Over the last 6 months, new concerns have cropped up. He has a lot of issues with food. I read recently about the difference between a picky eater and a problem eater. A picky eater had a limited repertoire of foods they will eat, but will still sometimes try or add new foods to the list. A problem eater continues to remove foods from their list. They sometimes will eliminate entire food groups, colors or textures. Boo Boo’s diet now consists of various forms of peanut butter and jelly sandwiches and pizza. He eats some fruits, and snacks like chex mix and goldfish. And that’s it. He has continued to remove foods from his diet. He used to eat chicken nuggets, fish sticks, hot dogs, typical kid foods.

For anyone who has ever had the attitude of, “my kids will eat what I make them and if they don’t like it they can go to bed without dinner,” has never had a child with sensory issues. He WILL go to bed hungry. And he won’t, “eat if he gets hungry enough.” (Side note: unsolicited parenting advice and cliches offers by people who don’t have a child with special needs is NOT appreciated.)

In addition to the eating issues, we are struggling with behavior issues. Boo Boo becomes very, very focused on certain activities and it can be difficult for him to remove himself from them. He often will continue to do things after clearly being told to stop, like touching things he is not supposed to or playing with a toy. Of course, some of this is age appropriate for a 3 or 4 year old. It can be difficult to gauge how much of his behavior is age-related and how much is caused by or amplified by his extra sensory needs.

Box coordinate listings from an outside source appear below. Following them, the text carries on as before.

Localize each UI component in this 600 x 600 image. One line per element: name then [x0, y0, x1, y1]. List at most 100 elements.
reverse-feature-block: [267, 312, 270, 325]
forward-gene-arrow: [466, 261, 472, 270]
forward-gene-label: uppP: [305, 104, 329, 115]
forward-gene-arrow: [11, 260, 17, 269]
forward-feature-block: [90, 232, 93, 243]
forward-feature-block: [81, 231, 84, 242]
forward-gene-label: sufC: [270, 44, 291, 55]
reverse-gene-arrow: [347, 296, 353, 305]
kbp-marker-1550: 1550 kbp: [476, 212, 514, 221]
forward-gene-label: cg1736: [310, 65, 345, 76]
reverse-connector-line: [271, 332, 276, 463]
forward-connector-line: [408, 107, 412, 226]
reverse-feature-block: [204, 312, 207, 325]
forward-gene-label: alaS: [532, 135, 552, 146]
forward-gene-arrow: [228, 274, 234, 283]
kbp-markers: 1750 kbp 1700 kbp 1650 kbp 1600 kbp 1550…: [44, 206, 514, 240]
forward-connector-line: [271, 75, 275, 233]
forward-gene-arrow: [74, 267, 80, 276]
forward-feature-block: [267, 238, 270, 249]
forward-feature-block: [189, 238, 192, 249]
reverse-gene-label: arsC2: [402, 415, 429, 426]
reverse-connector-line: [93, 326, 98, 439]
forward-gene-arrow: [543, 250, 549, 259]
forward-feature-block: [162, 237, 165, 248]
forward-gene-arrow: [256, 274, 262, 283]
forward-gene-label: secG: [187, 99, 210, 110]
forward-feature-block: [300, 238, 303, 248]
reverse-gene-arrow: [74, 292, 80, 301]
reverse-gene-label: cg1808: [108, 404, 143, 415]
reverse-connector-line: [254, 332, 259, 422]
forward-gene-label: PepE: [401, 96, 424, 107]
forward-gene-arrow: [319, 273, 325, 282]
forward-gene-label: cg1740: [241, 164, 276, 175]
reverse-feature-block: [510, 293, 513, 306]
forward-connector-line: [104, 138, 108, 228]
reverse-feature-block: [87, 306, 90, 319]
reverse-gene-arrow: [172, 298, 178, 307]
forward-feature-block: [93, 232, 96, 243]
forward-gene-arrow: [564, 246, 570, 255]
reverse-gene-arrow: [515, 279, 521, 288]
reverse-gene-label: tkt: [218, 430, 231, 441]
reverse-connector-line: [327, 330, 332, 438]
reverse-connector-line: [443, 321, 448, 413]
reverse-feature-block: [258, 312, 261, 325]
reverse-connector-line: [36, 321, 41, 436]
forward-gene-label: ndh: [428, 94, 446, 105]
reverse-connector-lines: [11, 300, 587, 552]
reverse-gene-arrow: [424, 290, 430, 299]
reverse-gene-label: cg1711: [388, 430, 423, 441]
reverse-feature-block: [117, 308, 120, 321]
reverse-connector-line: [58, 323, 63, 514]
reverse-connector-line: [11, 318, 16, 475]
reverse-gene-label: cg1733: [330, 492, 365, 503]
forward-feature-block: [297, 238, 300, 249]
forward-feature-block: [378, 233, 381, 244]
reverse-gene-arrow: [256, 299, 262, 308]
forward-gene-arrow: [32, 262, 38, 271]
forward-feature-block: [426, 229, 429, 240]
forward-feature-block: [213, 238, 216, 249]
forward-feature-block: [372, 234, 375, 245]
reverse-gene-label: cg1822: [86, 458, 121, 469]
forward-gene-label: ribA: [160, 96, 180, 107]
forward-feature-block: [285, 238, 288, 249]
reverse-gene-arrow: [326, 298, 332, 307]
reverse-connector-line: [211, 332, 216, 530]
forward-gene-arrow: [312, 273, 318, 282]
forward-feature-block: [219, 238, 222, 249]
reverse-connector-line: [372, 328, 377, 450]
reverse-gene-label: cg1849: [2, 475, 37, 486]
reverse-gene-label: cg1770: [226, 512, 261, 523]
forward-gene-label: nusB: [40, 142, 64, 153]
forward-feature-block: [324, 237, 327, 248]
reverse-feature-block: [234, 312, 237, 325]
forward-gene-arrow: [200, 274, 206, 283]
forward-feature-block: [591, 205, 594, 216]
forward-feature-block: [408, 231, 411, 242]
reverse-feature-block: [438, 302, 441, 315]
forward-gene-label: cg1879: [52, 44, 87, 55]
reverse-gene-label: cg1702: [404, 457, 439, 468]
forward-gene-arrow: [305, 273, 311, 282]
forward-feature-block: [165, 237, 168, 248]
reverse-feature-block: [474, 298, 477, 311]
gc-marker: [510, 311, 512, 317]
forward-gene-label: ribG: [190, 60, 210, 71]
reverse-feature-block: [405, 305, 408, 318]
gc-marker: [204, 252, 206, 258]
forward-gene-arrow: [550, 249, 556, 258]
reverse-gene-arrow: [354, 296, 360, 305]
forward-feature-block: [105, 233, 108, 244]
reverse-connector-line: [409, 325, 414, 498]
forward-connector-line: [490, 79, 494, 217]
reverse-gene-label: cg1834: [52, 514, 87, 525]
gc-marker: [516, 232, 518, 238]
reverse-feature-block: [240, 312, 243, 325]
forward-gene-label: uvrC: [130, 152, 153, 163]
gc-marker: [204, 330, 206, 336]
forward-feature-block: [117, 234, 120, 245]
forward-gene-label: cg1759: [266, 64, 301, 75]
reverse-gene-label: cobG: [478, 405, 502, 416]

He has become extremely sensitive to loud noises, bright lights and cold temperatures. He can often be observed enjoying activities while holding his hands over his ears. When he is over stimulated he will often complain of being cold and will even start shivering when it’s not cold outside. He also has problems being touched on his head in any way.

Hair cuts are literally torture for both of us. He cries as if he is being tortured for the entire time. His hair is usually either super long and shaggy in his eyes because I have put off having it cut, or cut short and unevenly because he would not hold still while having it cut. Hair washing is a daily battle, as is combing hair and brushing teeth. Washing his face, wiping his nose and cleaning his ears each involve their own fight. I can rarely use a thermometer to take his temperature. He has. It yet visited the dentist because I just don’t see how he would be willing to allow anyone to look in his mouth.

Now that we are approaching school-age, my concerns about how BooBoo is going to function in a classroom are increasing. I scheduled an appointment with a developmental pediatrician at Children’s National Medical Center next month. I don’t really know what to expect. SPD is not a recognized disorder in the DSM IV (the manual the medical community uses to evaluate and diagnosis psychiatric and developmental disorders.) Some symptoms of SPD are very similar to those of autism. In fact, most kids with autism have some form of SPD as well. But, many kids have SPD without having autism. As a single mom who works full-time, I don’t know how we will manage occupational therapy or other recommended services.

But, we will find a way. The first step is getting some answers and some solutions to help him. The rest will work out somehow, someway.

I had a point for sharing this, but it spent a lot more time explaining the history than I planned. So I will save my vent about being a single parent to a child with special needs and the rant about my mother’s horribly offensive reaction to a recent conversation about my child for another day.